Opposing Lee will be Byung-Hyun Kim for the Marlins. Kim has been a little bit of a savior for Florida, up until his last start anyway. Since being acquired from Colorado and placed into the Marlins rotation, Kim has made five starts, winning two of them without losing any. The zero losses is only because his offense bailed him out of a serious hole last time out, making up for him allowing seven earned runs in two and two thirds innings.
You will get an idea of which Kim you will be facing real quick. When he throws strikes he is as tough to hit as any starter the Marlins have. When he is wild, it gets ugly and it gets ugly really fast. Three times Kim has struck out more than he has walked. In those three starts, he has allowed three earned runs in 17 1/3 innings. In his other two starts, he has walked more than he struck out and given up 10 earned runs in eight innings.
Thursday, June 14th, 7:05 PM
Cleveland Undecided vs. Dontrelle Willis (7-5, 4.74 ERA)
Cleveland has decided to go with Undecided to start this game, over Jeremy Sowers. Which is a nice change, because the only thing undecided about a Jeremy Sowers start this year was who would hit the farthest home run.
The most likely candidate to make this start for the Indians is Jason Stanford. Stanford was once a very promising prospect for the Indians, before a rash of arm injuries slowed him down. Stanford started 10 games for the Indians in 2003 and 2004. Stanford pitched well in those 10 starts, even though he took four losses and only recorded one win, and held a 3.10 ERA.
Squaring off against the Indians lineup will be Dontrelle Willis. Willis is a good starting pitcher, but he has never really taken that leap to stardom so many expected after he burst onto the scene in 2003.
One thing you can say about Willis, he is consistent. He has pitched either six or seven innings in every start this year, but one. He also gives up two, three or four runs in each start, except two.
After starting the season with five wins in his first six starts, the D-Train has derailed and he has now only won two of his last eight, while losing four.
Willis made a start against the Indians back in 2004, getting a no decision by allowing one earned run and three runs overall in five innings of work.
Joinning Ramirez in the middle infield will be Dan Uggla, who is second in runs, and eighth in home runs in the National League. Uggla was one of three Marlins to finish in the top four of the National League Rookie of the Year voting in 2006, finishing behind Hanley Ramirez and Josh Johnson.
Third baseman Miguel Cabrera is about as solid of a hitter as there is. If they could keep him away from the buffet table, he could be well on his way ot a Hall of fame career. He is currently third in average, sixth in home runs, fourth in RBI, and third in OPS in the NL.
If that is not enough, the best infield in baseball is finished off with Aaron Boone at first base. Boone is filling in for the injured Mike Jacobs and doing a pretty solid job, believe it or not.
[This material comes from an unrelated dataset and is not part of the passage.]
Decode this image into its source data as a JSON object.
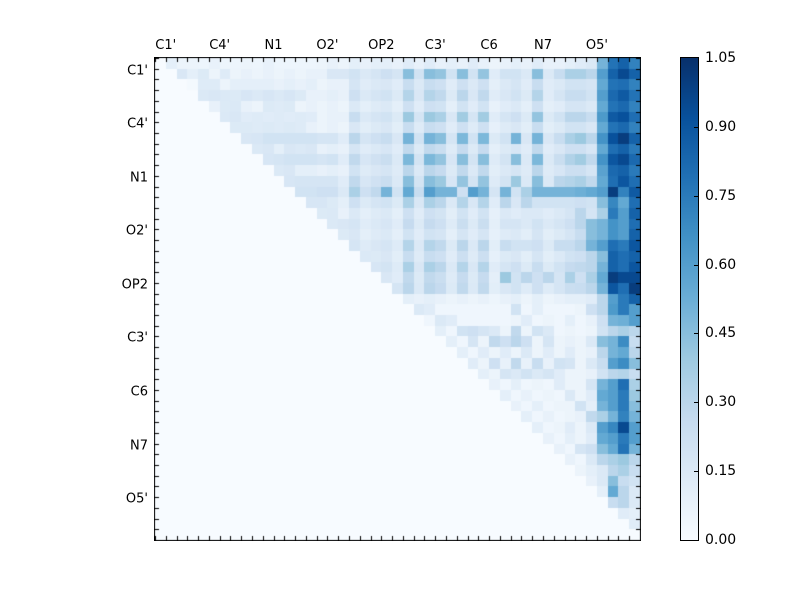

In 58 games for the fish, Boone is hitting .271 with five home runs and 24 RBI.
Kevin Gregg is currently anchoring the bullpen and closing games for Florida. Gregg will enter the series with nine saves, having yet to blow a save. Gregg will put a base runner on in most innings, but he will also punch out a hitter and is averaging a strike out per inning.
The Marlins recently acquired Armando Benetiz to help in their bullpen and he has pitched effectively since coming over. In six innings of work, Benetiz has only allowed four hits and one run.
Florida does go with two left-handers in their pen, Taylor Tankersly and Renyel Pinto. Tankersly has long been rumored to have closer stuff, but has really struggled with health and command issues in his brief MLB career. Pinto comes into the series allowing runs in his last three appearances, being charged with blown saves in two of them.